Role of Campylobacter jejuni infection in the pathogenesis of Guillain-Barré syndrome: an update

Abstract

Our current knowledge on Campylobacter jejuni infections in humans has progressively increased over the past few decades. Infection with C. jejuni is the most common cause of bacterial gastroenteritis, sometimes surpassing other infections due to Salmonella, Shigella, and Escherichia coli. Most infections are acquired due to consumption of raw or undercooked poultry, unpasteurized milk, and contaminated water. After developing the diagnostic methods to detect C. jejuni, the possibility to identify the association of its infection with new diseases has been increased. After the successful isolation of C. jejuni, reports have been published citing the occurrence of GBS following C. jejuni infection.
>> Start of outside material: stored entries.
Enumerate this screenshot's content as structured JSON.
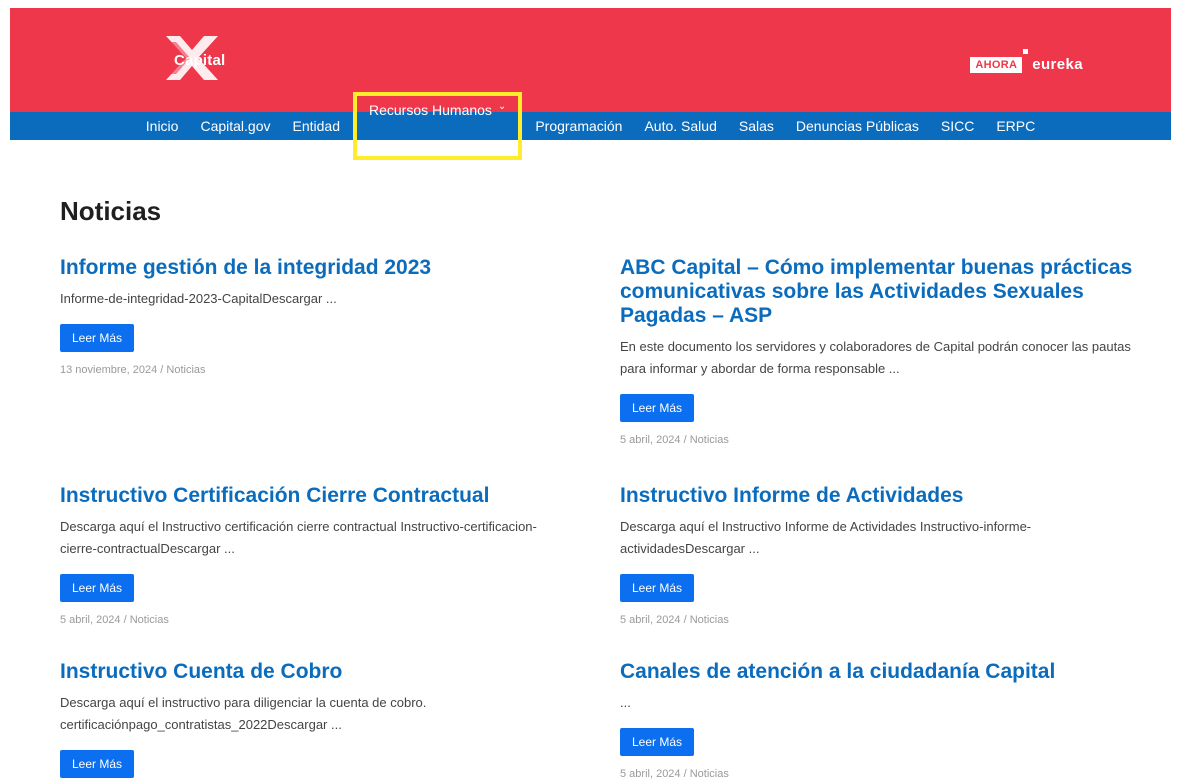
{
  "header": {
    "logo_text": "Capital",
    "partners": {
      "ahora": "AHORA",
      "eureka": "eureka"
    }
  },
  "nav": {
    "items": [
      {
        "label": "Inicio"
      },
      {
        "label": "Capital.gov"
      },
      {
        "label": "Entidad"
      },
      {
        "label": "Recursos Humanos",
        "has_dropdown": true,
        "highlighted": true
      },
      {
        "label": "Programación"
      },
      {
        "label": "Auto. Salud"
      },
      {
        "label": "Salas"
      },
      {
        "label": "Denuncias Públicas"
      },
      {
        "label": "SICC"
      },
      {
        "label": "ERPC"
      }
    ]
  },
  "main": {
    "title": "Noticias",
    "read_more": "Leer Más",
    "posts": [
      {
        "title": "Informe gestión de la integridad 2023",
        "excerpt": "Informe-de-integridad-2023-CapitalDescargar ...",
        "meta": "13 noviembre, 2024 / Noticias"
      },
      {
        "title": "ABC Capital – Cómo implementar buenas prácticas comunicativas sobre las Actividades Sexuales Pagadas – ASP",
        "excerpt": "En este documento los servidores y colaboradores de Capital podrán conocer las pautas para informar y abordar de forma responsable ...",
        "meta": "5 abril, 2024 / Noticias"
      },
      {
        "title": "Instructivo Certificación Cierre Contractual",
        "excerpt": "Descarga aquí el Instructivo certificación cierre contractual Instructivo-certificacion-cierre-contractualDescargar ...",
        "meta": "5 abril, 2024 / Noticias"
      },
      {
        "title": "Instructivo Informe de Actividades",
        "excerpt": "Descarga aquí el Instructivo Informe de Actividades Instructivo-informe-actividadesDescargar ...",
        "meta": "5 abril, 2024 / Noticias"
      },
      {
        "title": "Instructivo Cuenta de Cobro",
        "excerpt": "Descarga aquí el instructivo para diligenciar la cuenta de cobro. certificaciónpago_contratistas_2022Descargar ...",
        "meta": ""
      },
      {
        "title": "Canales de atención a la ciudadanía Capital",
        "excerpt": "...",
        "meta": "5 abril, 2024 / Noticias"
      }
    ]
  },
  "colors": {
    "header_red": "#ee374b",
    "nav_blue": "#0b6cbe",
    "link_blue": "#0b6cbe",
    "button_blue": "#0b6ff0",
    "highlight_yellow": "#ffed2b"
  }
}
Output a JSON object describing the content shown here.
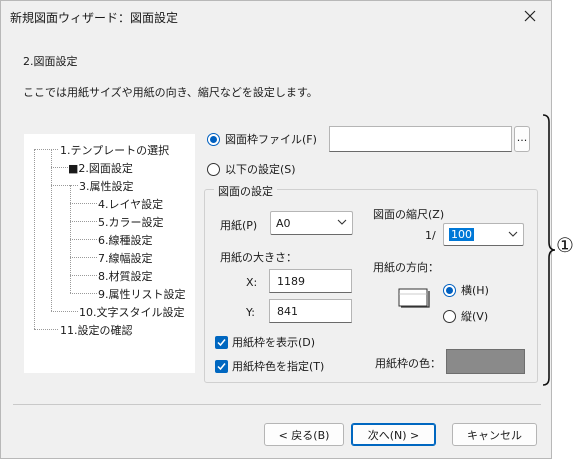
{
  "window": {
    "title": "新規図面ウィザード：図面設定"
  },
  "step": {
    "heading": "2.図面設定",
    "description": "ここでは用紙サイズや用紙の向き、縮尺などを設定します。"
  },
  "tree": {
    "items": [
      {
        "label": "1.テンプレートの選択"
      },
      {
        "label": "■2.図面設定"
      },
      {
        "label": "3.属性設定"
      },
      {
        "label": "4.レイヤ設定"
      },
      {
        "label": "5.カラー設定"
      },
      {
        "label": "6.線種設定"
      },
      {
        "label": "7.線幅設定"
      },
      {
        "label": "8.材質設定"
      },
      {
        "label": "9.属性リスト設定"
      },
      {
        "label": "10.文字スタイル設定"
      },
      {
        "label": "11.設定の確認"
      }
    ]
  },
  "source": {
    "file_radio_label": "図面枠ファイル(F)",
    "file_path": "",
    "browse_label": "...",
    "manual_radio_label": "以下の設定(S)",
    "selected": "file"
  },
  "settings": {
    "group_title": "図面の設定",
    "paper_label": "用紙(P)",
    "paper_value": "A0",
    "size_label": "用紙の大きさ：",
    "x_label": "X:",
    "x_value": "1189",
    "y_label": "Y:",
    "y_value": "841",
    "scale_label": "図面の縮尺(Z)",
    "scale_prefix": "1/",
    "scale_value": "100",
    "orientation_label": "用紙の方向：",
    "landscape_label": "横(H)",
    "portrait_label": "縦(V)",
    "orientation_selected": "landscape",
    "show_frame_label": "用紙枠を表示(D)",
    "show_frame_checked": true,
    "frame_color_check_label": "用紙枠色を指定(T)",
    "frame_color_checked": true,
    "frame_color_label": "用紙枠の色：",
    "frame_color": "#8a8a8a"
  },
  "buttons": {
    "back": "< 戻る(B)",
    "next": "次へ(N) >",
    "cancel": "キャンセル"
  },
  "annotation": {
    "marker": "①"
  },
  "icons": [
    "close-icon",
    "chevron-down-icon",
    "paper-landscape-icon",
    "checkmark-icon"
  ]
}
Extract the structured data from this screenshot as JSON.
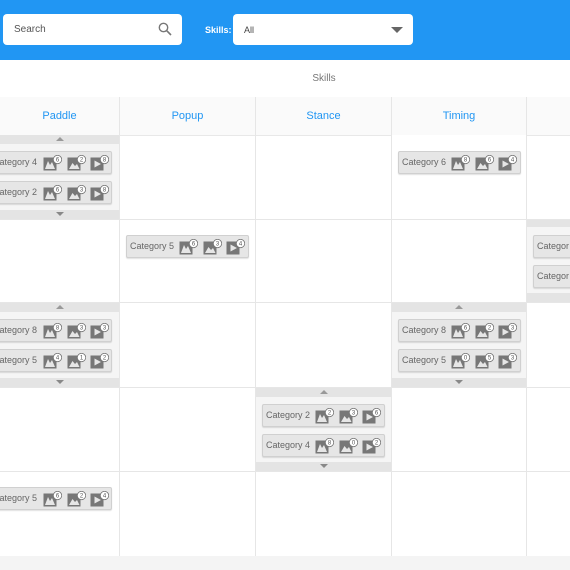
{
  "search": {
    "placeholder": "Search"
  },
  "filter": {
    "label": "Skills:",
    "value": "All"
  },
  "table": {
    "title": "Skills",
    "columns": [
      "Paddle",
      "Popup",
      "Stance",
      "Timing"
    ]
  },
  "cards": [
    {
      "label": "Category 4",
      "counts": [
        "6",
        "2",
        "8"
      ]
    },
    {
      "label": "Category 2",
      "counts": [
        "6",
        "3",
        "8"
      ]
    },
    {
      "label": "Category 6",
      "counts": [
        "8",
        "6",
        "4"
      ]
    },
    {
      "label": "Category 5",
      "counts": [
        "6",
        "3",
        "4"
      ]
    },
    {
      "label": "Categor"
    },
    {
      "label": "Categor"
    },
    {
      "label": "Category 8",
      "counts": [
        "8",
        "3",
        "3"
      ]
    },
    {
      "label": "Category 5",
      "counts": [
        "4",
        "1",
        "2"
      ]
    },
    {
      "label": "Category 8",
      "counts": [
        "6",
        "2",
        "3"
      ]
    },
    {
      "label": "Category 5",
      "counts": [
        "0",
        "5",
        "3"
      ]
    },
    {
      "label": "Category 2",
      "counts": [
        "2",
        "3",
        "6"
      ]
    },
    {
      "label": "Category 4",
      "counts": [
        "8",
        "0",
        "2"
      ]
    },
    {
      "label": "Category 5",
      "counts": [
        "6",
        "2",
        "4"
      ]
    }
  ]
}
Thus, C. jejuni is now considered as a major triggering agent of GBS. Molecular mimicry between sialylated lipooligosaccharide structures on the cell envelope of these bacteria and ganglioside epitopes on the human nerves that generates cross-reactive immune response results in autoimmune-driven nerve damage. Though C. jejuni is associated with several pathologic forms of GBS, axonal subtypes following C. jejuni infection may be more severe. Ample amount of existing data covers a large spectrum of GBS; however, the studies on C. jejuni-associated GBS are still inconclusive. Therefore, this review provides an update on the C. jejuni infections engaged in the pathogenesis of GBS.

Figure 1

Sources and transmission of Campylobacter jejuni. Chicken is a natural reservoir of the C. jejuni where it colonizes in the mucosal layer of the gastrointestinal tract and can transfer between chickens through the faecal-oral route. C. jejuni can contaminate water and probably form an association with protozoans. Humans who encounter contaminated water, consume undercooked poultry, and unpasteurized milk get infected. The bacterium resides in the epithelial layer of the human gastrointestinal route and causes mainly inflammation and diarrhea. Sometimes antibodies produced against the bacterium mimic with the host nerve gangliosides resulting in demyelination and axonal degeneration of peripheral nerves that causes Guillain-Barré syndrome.

Figure 2

Different laboratory methods for the detection of Campylobacter jejuni in patients with Guillain-Barré syndrome.

Figure 3

Origin and contribution of antiganglioside antibodies and C. jejuni infection to Guillain-Barré syndrome pathogenesis. A bacterial cross-reactive antigen recognized by macrophages and T cells that help B cells to produce antiganglioside antibodies, which penetrate blood-nerve barrier and activate complement. These antibodies bind with specific nerve gangliosides and C. jejuni antigen as well. Activated endoneurial macrophages release cytokine and free radicals (nitric oxide), invade compact myelin, periaxonal space, and sometimes block nerve conduction or cause axonal degeneration. Activated T cells release proinflammatory cytokines, fix complement, damage Schwann cell, and ultimately produce dissolution of myelin.